Beaucoup de femmes me donnent la force de continuer en me soutenant et en m’encourageant. Les avancées sociales et juridiques nous motivent. Il y’a une nouvelle volonté des femmes de s’émanciper et elles sont affirmatives. Ma fille reste une source de motivation extraordinaire.
Quelles sont les figures féministes ou des mentors qui vous ont particulièrement inspiré dans votre parcours ?
Ma mère, des femmes qui ont mené des luttes partout, il y en a énormément et de toutes sortes,Constance Yai, Georgette Zamblé, Rose Guiraud, Myriam Makeba, Halimi Gisèle… Toutes les femmes m’inspirent en général. Les femmes rurales ou dans l’informel. Des hommes m’ont aussi aidée et mentorée, je dirai Magloire N’dehi.
Vous abordez souvent des sujets sensibles comme la religion et la culture, en allant parfois à contre-courant des normes établies.
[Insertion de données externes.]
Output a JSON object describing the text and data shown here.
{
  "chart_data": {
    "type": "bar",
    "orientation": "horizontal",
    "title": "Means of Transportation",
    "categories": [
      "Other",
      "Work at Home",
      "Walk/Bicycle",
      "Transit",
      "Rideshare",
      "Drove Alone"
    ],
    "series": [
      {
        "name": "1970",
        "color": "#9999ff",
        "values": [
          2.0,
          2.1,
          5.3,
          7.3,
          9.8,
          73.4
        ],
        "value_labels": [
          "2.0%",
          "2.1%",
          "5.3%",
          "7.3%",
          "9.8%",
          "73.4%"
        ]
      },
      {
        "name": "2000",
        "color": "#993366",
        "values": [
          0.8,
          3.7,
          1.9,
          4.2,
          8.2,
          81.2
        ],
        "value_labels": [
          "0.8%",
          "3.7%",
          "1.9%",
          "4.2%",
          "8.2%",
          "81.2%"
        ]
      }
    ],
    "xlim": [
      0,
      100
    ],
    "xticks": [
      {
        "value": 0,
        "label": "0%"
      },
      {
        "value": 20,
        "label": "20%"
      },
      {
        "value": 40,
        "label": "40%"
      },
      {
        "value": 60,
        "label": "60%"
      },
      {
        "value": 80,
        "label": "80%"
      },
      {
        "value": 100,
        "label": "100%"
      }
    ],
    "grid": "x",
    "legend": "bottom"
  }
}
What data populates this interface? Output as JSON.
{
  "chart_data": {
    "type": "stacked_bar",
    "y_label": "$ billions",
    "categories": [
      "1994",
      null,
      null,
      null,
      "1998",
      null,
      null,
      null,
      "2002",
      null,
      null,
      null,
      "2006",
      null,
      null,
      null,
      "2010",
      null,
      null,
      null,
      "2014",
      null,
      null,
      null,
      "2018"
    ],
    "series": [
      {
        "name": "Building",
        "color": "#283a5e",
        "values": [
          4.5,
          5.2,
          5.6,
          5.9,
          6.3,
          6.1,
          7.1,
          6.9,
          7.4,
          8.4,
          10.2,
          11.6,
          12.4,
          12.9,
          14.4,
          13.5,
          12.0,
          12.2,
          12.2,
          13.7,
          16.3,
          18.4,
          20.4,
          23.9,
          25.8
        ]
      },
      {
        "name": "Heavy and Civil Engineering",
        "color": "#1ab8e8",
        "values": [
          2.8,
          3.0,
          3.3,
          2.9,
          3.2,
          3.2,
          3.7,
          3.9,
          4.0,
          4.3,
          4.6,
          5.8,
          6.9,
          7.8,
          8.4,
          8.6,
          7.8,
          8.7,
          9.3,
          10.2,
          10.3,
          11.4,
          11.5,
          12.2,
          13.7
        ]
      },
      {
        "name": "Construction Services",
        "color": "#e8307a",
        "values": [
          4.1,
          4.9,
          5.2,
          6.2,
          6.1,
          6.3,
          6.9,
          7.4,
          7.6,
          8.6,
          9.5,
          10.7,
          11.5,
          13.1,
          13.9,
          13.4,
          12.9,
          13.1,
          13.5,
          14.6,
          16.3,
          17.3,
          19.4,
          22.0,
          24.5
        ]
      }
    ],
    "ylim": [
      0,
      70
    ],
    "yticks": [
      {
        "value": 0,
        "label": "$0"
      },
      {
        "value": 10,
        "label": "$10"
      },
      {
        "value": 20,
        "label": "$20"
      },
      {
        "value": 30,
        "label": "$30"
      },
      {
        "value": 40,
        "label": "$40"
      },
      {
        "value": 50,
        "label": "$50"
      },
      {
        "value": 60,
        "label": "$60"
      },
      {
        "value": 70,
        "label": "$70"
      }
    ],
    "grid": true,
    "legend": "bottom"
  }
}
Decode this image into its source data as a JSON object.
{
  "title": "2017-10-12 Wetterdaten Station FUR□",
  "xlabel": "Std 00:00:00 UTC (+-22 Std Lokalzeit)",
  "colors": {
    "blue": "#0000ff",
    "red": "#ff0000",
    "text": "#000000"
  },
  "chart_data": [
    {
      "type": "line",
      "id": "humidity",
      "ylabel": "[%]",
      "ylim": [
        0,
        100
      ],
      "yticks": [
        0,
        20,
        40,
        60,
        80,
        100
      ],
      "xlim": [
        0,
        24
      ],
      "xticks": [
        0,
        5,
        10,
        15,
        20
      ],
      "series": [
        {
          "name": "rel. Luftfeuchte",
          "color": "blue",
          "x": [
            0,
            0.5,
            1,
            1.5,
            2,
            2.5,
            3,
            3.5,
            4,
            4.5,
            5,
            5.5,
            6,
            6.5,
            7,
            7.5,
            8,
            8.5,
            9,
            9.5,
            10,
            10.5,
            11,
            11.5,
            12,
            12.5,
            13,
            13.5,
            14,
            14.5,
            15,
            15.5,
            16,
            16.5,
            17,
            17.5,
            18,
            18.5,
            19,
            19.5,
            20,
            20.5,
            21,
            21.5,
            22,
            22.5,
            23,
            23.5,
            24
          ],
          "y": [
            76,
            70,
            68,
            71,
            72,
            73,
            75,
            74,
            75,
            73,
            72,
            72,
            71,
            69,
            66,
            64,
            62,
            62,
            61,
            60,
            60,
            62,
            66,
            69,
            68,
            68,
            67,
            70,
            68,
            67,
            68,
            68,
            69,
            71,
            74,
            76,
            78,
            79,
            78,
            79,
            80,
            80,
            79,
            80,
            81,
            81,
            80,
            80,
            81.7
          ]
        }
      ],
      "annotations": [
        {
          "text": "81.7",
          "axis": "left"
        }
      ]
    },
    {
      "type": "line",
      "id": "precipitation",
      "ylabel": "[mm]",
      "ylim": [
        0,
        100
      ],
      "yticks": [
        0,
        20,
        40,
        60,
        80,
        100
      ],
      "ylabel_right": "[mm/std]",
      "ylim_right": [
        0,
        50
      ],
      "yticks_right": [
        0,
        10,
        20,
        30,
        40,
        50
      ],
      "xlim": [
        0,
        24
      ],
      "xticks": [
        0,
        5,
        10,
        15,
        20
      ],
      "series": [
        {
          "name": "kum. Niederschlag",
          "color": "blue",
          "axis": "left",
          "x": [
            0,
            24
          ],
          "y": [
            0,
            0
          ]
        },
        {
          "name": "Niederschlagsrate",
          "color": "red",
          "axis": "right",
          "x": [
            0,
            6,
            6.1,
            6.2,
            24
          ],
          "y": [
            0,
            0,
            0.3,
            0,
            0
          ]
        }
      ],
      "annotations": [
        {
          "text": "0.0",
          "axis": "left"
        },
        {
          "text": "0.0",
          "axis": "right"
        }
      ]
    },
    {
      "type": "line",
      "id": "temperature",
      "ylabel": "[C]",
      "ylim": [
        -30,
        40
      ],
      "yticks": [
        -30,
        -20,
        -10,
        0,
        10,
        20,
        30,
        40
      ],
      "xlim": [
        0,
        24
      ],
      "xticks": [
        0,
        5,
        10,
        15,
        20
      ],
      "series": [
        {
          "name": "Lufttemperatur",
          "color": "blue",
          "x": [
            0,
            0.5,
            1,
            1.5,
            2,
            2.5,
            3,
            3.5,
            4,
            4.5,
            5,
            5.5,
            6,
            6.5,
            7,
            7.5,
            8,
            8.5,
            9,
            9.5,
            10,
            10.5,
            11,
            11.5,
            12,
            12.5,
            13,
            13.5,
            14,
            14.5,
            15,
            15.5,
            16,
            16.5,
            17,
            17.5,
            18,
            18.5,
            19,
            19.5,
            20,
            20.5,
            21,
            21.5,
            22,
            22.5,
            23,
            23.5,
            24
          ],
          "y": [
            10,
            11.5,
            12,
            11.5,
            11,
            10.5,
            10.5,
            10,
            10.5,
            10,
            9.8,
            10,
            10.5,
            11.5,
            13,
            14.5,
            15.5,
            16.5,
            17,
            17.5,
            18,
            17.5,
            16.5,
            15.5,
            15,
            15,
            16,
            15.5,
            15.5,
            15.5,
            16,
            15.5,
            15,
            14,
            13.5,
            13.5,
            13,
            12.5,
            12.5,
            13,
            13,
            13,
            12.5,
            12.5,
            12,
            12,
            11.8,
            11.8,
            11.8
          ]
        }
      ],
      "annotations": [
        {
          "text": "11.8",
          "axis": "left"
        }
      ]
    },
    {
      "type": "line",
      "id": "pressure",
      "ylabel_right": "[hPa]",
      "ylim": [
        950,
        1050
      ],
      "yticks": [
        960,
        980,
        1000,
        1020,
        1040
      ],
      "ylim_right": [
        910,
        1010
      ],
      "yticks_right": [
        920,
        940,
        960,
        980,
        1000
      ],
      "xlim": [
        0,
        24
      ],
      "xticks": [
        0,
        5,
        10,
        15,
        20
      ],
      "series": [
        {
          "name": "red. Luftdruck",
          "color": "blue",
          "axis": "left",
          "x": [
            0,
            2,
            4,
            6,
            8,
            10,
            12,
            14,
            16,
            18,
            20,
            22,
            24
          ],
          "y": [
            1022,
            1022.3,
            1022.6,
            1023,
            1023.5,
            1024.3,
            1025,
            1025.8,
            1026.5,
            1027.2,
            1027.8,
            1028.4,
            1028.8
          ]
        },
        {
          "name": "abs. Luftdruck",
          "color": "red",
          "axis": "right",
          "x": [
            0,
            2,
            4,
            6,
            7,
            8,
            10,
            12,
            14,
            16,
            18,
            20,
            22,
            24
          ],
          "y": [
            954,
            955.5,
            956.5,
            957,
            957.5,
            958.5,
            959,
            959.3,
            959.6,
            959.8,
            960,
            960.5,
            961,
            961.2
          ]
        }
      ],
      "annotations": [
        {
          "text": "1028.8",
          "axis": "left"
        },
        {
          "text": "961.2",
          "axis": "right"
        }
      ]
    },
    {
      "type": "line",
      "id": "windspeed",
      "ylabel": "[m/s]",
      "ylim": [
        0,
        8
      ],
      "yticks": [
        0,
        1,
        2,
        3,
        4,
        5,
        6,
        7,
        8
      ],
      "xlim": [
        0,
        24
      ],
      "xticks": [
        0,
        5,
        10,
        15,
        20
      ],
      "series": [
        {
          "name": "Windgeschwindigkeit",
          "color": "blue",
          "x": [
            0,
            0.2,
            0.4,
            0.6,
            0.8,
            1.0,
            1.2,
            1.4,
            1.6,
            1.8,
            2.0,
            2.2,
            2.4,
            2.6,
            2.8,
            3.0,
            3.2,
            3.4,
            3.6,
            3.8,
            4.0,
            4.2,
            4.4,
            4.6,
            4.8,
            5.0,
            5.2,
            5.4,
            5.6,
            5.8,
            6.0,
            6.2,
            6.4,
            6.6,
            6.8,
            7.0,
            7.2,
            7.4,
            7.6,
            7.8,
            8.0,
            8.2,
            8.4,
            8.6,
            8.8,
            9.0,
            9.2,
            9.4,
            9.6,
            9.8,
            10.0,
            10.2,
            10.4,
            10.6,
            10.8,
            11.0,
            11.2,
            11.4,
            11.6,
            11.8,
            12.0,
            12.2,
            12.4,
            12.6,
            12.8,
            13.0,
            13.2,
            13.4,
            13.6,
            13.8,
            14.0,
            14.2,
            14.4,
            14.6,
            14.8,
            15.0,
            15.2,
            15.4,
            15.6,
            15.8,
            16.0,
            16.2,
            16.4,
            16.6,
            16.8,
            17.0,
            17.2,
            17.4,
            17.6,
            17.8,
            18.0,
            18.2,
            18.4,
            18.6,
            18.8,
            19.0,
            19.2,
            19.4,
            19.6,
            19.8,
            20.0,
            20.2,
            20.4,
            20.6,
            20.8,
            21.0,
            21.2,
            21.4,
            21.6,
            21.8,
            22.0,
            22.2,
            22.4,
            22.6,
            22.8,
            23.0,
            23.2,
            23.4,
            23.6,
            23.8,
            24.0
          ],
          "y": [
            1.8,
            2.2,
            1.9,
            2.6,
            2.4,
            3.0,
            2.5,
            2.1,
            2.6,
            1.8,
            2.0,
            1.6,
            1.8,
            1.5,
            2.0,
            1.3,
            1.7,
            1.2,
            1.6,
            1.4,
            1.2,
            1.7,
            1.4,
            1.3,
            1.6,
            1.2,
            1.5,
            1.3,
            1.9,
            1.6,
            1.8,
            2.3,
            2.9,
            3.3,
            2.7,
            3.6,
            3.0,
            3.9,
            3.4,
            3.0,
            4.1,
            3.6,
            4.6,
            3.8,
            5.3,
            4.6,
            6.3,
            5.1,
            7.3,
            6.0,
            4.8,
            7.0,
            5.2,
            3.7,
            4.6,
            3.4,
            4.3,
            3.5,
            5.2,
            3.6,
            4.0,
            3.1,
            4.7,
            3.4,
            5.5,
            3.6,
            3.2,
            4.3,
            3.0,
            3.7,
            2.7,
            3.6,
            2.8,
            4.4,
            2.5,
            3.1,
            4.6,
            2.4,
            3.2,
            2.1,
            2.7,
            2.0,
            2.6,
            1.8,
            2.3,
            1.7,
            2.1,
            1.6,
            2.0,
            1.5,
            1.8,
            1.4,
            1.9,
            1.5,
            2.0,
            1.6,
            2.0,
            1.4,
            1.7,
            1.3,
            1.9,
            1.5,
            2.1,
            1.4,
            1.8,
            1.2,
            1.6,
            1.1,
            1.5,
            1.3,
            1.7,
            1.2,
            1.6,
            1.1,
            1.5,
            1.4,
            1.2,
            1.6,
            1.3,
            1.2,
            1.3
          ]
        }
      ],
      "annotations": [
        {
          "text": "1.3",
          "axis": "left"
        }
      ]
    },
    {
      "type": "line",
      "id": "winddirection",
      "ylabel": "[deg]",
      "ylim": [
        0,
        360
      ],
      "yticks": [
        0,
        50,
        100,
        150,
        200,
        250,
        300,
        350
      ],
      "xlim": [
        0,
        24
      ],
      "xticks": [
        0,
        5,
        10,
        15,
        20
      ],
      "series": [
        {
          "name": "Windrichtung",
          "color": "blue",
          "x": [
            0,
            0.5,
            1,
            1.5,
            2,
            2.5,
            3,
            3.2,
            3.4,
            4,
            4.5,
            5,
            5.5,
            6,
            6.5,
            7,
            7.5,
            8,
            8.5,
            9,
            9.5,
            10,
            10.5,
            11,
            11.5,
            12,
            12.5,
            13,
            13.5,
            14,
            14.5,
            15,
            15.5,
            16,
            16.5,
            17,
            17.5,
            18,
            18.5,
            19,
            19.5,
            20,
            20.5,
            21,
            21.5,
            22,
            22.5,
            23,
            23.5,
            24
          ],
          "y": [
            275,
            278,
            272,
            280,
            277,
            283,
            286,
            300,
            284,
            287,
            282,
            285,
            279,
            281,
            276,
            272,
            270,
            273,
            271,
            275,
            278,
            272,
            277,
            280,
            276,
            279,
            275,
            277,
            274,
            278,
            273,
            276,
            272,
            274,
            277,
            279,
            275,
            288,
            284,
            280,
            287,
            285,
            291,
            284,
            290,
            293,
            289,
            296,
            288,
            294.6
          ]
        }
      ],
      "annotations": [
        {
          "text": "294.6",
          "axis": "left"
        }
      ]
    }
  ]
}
Quelles sont les raisons qui vous poussent à aborder ces thèmes ?
La religion est l’un des plus grands vecteurs des normes de genres péjoratives et le divin est aussi la justification d’un ordre établissant la femme comme inférieure ou devant accepter une situation de cet ordre.
Quels sont, selon vous, les liens entre la religion, la culture, et la lutte pour l’égalité des droits des femmes ?
La religion prend énormément de pratiques dans la culture qui elle est créatrice de discrimination sociétales du fait de la société qui l’a créée. J’appelle cela le couple religion-tradition qui est un plafond de verre pour les femmes. La culture est fondamentale, séculaire et transforme les dynamiques sociales mais aussi les normes d’éducation. La religion aussi est une sphère de socialisation et va sceller tout cela dans le sacré. Les mythes religieux de création du monde sont révélateurs, la femme provient très souvent de l’homme. L’égalité vient être une entorse à ces règles et va très souvent se heurter au couple religion-tradition ou religion-culture.
Comment la société ivoirienne et africaine évoluent sur les questions de genre et de culture ?
La société se libère à son rythme. Elle prend le temps qu’il faut, elle crée les générations qui au fil du temps vont créer une autre culture. Par ailleurs, elle reste aussi réfractaire et oppressante souvent régressive. C’est pour cela qu’il faut continuer et ne pas s’arrêter. Le genre est dynamique et les normes vont évoluer, d’ailleurs les rôles ont subi une transformation.
Quels sont vos projets et votre plus grand rêve au plan professionnel et personnel ?
Mon plus grand rêve, c’est de créer un cabinet de consultance avec des compétences féminines avérées. Pour ORAF, je reve d’une autre génération qui engage cette vision dans 10 ans.
Au plan personnel, je reve de voir ma fille grandir et s’émanciper. Passer du temps avec elle.
En tant que féministe et militante, quel héritage souhaitez-vous laisser aux générations futures ?
Une société libre (?) Mais aussi une histoire, celle d’autres femmes avant elles et des voies ouvertes pour elles. Que chaque génération de femmes n’ait pas à recommencer incessamment, mais qu’elle continue sur d’autres fronts.